Безразличие, что-то вроде столбняка, овладевает мной. Вся моя воля истощилась в конвульсивных порывах тела. Свист пуль смешивается с оглушительными взрывами снарядов и на их фоне кажется смешным и каким-то неощутимым для моих чувств.
Еще рывок: ведь там, далеко внизу, все же — село. Снова вой снарядов, взрывы, и перед нами взлетают фонтаны грязи.
Наступила, кажется, минута передышки. Измученный, я шепчу:
— Никулае, давай свернем налево. Они стреляют нарочно на десять шагов вперед, чтобы накрыть нас взрывом.
Но в тот же миг снова раздается дикий визг снарядов, потому что, кроме тех пушек, которые стреляют, когда мы лежим, другие, кажется, только и поджидают, когда мы встанем. Ясно, что, пользуясь случаем, те, наверху, практикуются в учебной стрельбе, так же как раньше проводили учебный смотр.
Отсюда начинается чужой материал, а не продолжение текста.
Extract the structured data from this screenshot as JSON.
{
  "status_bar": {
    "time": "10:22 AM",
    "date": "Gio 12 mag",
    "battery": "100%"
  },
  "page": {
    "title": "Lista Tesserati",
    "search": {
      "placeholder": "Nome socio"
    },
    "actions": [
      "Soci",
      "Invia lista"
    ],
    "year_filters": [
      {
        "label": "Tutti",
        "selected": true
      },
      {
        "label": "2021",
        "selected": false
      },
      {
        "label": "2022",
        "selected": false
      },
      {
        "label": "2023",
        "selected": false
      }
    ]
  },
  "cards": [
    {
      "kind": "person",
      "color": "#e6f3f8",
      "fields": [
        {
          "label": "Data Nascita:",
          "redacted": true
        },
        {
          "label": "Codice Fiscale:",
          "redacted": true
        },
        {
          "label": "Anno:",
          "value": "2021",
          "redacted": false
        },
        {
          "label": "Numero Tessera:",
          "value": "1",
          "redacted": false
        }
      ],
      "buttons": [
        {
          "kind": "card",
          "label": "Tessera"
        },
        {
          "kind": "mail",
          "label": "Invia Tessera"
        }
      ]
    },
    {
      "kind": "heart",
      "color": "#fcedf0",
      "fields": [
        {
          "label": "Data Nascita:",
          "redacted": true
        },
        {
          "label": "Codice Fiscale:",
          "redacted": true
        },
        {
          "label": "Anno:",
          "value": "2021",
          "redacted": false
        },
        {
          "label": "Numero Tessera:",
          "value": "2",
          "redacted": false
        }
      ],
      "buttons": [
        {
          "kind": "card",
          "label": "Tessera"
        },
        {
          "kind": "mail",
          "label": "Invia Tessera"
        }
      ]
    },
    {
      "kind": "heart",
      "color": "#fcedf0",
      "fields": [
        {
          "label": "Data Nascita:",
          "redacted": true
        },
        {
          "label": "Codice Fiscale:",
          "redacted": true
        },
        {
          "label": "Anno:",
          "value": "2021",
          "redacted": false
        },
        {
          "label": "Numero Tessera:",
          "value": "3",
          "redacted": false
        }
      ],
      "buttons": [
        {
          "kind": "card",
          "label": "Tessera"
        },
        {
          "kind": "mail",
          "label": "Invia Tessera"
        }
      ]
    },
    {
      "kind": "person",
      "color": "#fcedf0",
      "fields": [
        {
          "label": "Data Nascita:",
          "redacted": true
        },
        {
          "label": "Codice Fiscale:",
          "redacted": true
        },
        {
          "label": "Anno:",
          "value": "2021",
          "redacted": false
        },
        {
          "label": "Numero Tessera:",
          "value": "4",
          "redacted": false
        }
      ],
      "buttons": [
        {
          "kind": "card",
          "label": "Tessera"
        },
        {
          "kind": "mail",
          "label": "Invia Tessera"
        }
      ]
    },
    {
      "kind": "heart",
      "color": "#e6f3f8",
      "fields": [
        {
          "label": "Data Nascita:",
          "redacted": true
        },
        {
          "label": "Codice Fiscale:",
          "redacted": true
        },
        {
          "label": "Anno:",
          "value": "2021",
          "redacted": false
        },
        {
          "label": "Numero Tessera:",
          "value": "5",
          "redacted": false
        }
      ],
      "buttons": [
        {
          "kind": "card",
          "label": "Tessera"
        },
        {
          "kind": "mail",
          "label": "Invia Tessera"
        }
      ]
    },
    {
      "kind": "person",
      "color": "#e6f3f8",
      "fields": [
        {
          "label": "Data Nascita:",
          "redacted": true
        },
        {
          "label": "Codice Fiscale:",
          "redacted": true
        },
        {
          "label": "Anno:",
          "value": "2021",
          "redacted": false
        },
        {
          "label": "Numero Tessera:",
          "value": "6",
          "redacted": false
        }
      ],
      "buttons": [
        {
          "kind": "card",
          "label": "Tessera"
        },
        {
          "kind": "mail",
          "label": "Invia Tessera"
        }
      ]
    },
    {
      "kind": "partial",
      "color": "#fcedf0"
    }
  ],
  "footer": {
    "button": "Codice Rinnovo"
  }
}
Обессиленные, мы пытаемся повернуть направо. Но и там нас настигают снаряды, потому что у них все рассчитано, предусмотрено, как на птичьей ловле. У меня в голове ни одной мысли. Мозг, кажется, расплавился, нервы от страшного напряжения лопнули, как прогнившие веревки. Я даже не могу понять, те же люди вокруг меня или другие, есть ли убитые и сколько. Теперь мне даже не хочется бежать. Говорят, на Каспийском море бури так ужасны и некоторые так мучительно страдают от морской болезни, что, подавленные безразличием, даже не пытаются спастись, когда их швыряет в море. Таким, от всего отрешившимся, чувствую себя сейчас и я. Не понимаю, чем испачканы лица людей, землей ли, копотью? И до меня едва доходит причитание, что звучит, как литания, как проклятие из Апокалипсиса, исторгаемое, кажется, из глуби глубин души:
— Накрыла нас земля Господня...
Человек с потухшими глазами и пеной на губах не может произнести ничего другого и повторяет, повторяет только эти слова. Мгновение тишины. Они в самом деле бьют куда-то далеко, за холм, и снаряды пролетают высоко над нами, повизгивая, как вагонетки, разыскивая неизвестно кого. Шагах в двадцати от нас — в болоте пробивается ручеек. Я облизываю пересохшие губы, мы переглядываемся и кидаемся туда: люди идут теперь за мной без всяких приказов. Когда мы добегаем до болотца, снаряды, вылетевшие одновременно с нами, ударяют в лежащий впереди холм, сотрясают его с громким воем и окутывают черной землей и дымом. В ушах непрерывный оглушительный грохот, даже сейчас, когда снаряды летят мимо.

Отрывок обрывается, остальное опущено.